DIRECTORS' ART IS SKETCHING A VISION
By Lea Saslav
From
USA Today, 04.14.1993, Final Edition
No wonder
Edward Scissorhands looked like his creator, director Tim Burton.
He was drawn that way.
And Taxi Driver director Martin Scorsese's vision of Robert De Niro watching
Jodie Foster in a rearview mirror was originally a sequence of penciled
sketches.
Burton's eerie
Edward Scissorhands and
Beetlejuice animation drawings
and Martin Scorsese's storyboards from
Taxi Driver and
Raging
Bull are exhibited at the groundbreaking show, "Drawings Into Film:
Director's Drawings," at New York's Pace Gallery.
It's a film buff's dream. In all, 14 directors' drawings are on display, including
samples from Alfred Hitchcock, Federico Fellini, Terry Gilliam, David Lynch,
John Huston, Orson Welles and Akira Kurosawa. This is the first time many of
them have let the public see this early work, much of it dug up from the archives
of the Academy of Motion Picture Arts & Sciences.
Scorsese's drawings of the Jake LaMotta/Sugar Ray Robinson Raging Bull fight
take the action frame by frame.
"It's all sort of pre-edited in my head, you know what I mean," says
Scorsese, fresh from editing his fall release,
The Age of Innocence. He
says he studied Hitchcock's
Psycho shower sequence--fast cuts and edgy
violence--and then modeled the La LaMotta/Robinson fight after it.

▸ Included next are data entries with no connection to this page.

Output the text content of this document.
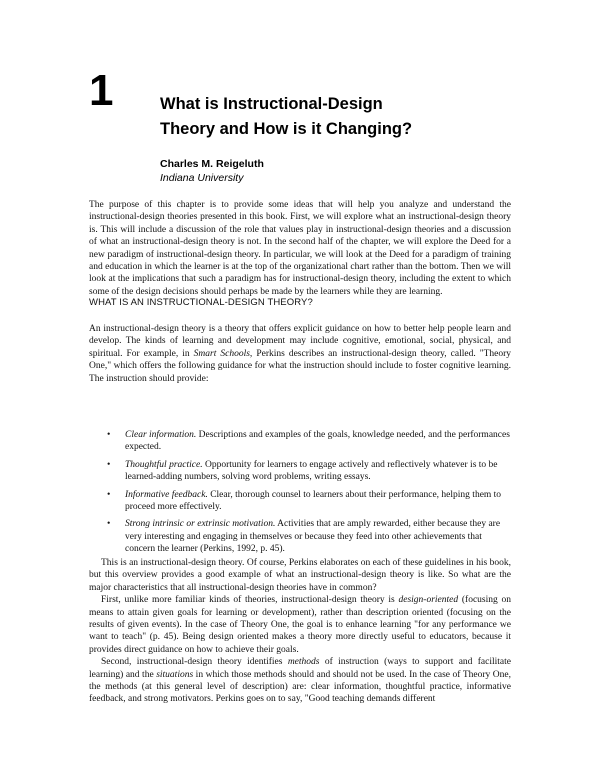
1	What is Instructional-Design
Theory and How is it Changing?
Charles M. Reigeluth
Indiana University

The purpose of this chapter is to provide some ideas that will help you analyze and understand the instructional-design theories presented in this book. First, we will explore what an instructional-design theory is. This will include a discussion of the role that values play in instructional-design theories and a discussion of what an instructional-design theory is not. In the second half of the chapter, we will explore the Deed for a new paradigm of instructional-design theory. In particular, we will look at the Deed for a paradigm of training and education in which the learner is at the top of the organizational chart rather than the bottom. Then we will look at the implications that such a paradigm has for instructional-design theory, including the extent to which some of the design decisions should perhaps be made by the learners while they are learning.

WHAT IS AN INSTRUCTIONAL-DESIGN THEORY?

An instructional-design theory is a theory that offers explicit guidance on how to better help people learn and develop. The kinds of learning and development may include cognitive, emotional, social, physical, and spiritual. For example, in Smart Schools, Perkins describes an instructional-design theory, called. "Theory One," which offers the following guidance for what the instruction should include to foster cognitive learning. The instruction should provide:

• Clear information. Descriptions and examples of the goals, knowledge needed, and the performances expected.
• Thoughtful practice. Opportunity for learners to engage actively and reflectively whatever is to be learned-adding numbers, solving word problems, writing essays.
• Informative feedback. Clear, thorough counsel to learners about their performance, helping them to proceed more effectively.
• Strong intrinsic or extrinsic motivation. Activities that are amply rewarded, either because they are very interesting and engaging in themselves or because they feed into other achievements that concern the learner (Perkins, 1992, p. 45).

This is an instructional-design theory. Of course, Perkins elaborates on each of these guidelines in his book, but this overview provides a good example of what an instructional-design theory is like. So what are the major characteristics that all instructional-design theories have in common?

First, unlike more familiar kinds of theories, instructional-design theory is design-oriented (focusing on means to attain given goals for learning or development), rather than description oriented (focusing on the results of given events). In the case of Theory One, the goal is to enhance learning "for any performance we want to teach" (p. 45). Being design oriented makes a theory more directly useful to educators, because it provides direct guidance on how to achieve their goals.

Second, instructional-design theory identifies methods of instruction (ways to support and facilitate learning) and the situations in which those methods should and should not be used. In the case of Theory One, the methods (at this general level of description) are: clear information, thoughtful practice, informative feedback, and strong motivators. Perkins goes on to say, "Good teaching demands different
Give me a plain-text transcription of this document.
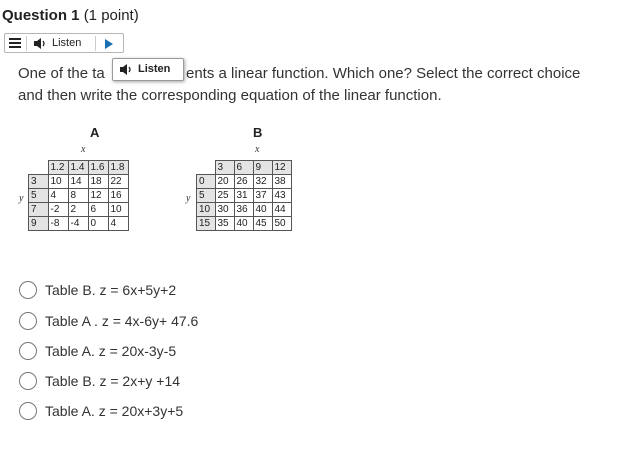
Question 1 (1 point)
Listen
One of the ta	ents a linear function. Which one? Select the correct choice
and then write the corresponding equation of the linear function.
Listen
A
x
y
	1.2	1.4	1.6	1.8
3	10	14	18	22
5	4	8	12	16
7	-2	2	6	10
9	-8	-4	0	4
B
x
y
	3	6	9	12
0	20	26	32	38
5	25	31	37	43
10	30	36	40	44
15	35	40	45	50
Table B. z = 6x+5y+2
Table A . z = 4x-6y+ 47.6
Table A. z = 20x-3y-5
Table B. z = 2x+y +14
Table A. z = 20x+3y+5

For the shipboard fight in
Cape Fear, Scorsese started using a storyboard
artist so "everyone on the crew could understand what's going on." But
even with an artist, "it takes a long time," he says. "I have
to tell him . . . 'more of a high angle,' 'more of a low angle,' that kind of
thing."
Burton uses storyboards for animated films, but takes a more whimsical approach
for live action. "I doodle all the time--it helps me think," he
says. "I, uh, don't have the most cohesive mind." He's working on a
new animated film,
Nightmare Before Christmas.
The prize for "Director Who Could Have Made it in Art School"? Easily
Burton, Gilliam (for his
Brazil sketches) and Kurosawa for lush color
treatments of scenes for
Ran and
Dreams.
The "This Looks Easy--Maybe Anyone Could Direct" award? To the late
Huston for simplistic depictions of whales for
Moby Dick and Hitchcock's
plan for the climactic scene in
North by Northwest, drawn on a paper place
mat.
For Pace Gallery owner Arne Glimcher (he directed
The Mambo Kings), it
has been a show eight years in the making and "a chance to show the process
behind making a film," he says. Storyboards and drawings "are so very
important."
Drawings are on display until April 24. An August showing is planned at The Academy
of Motion Picture Arts & Sciences in Los Angeles.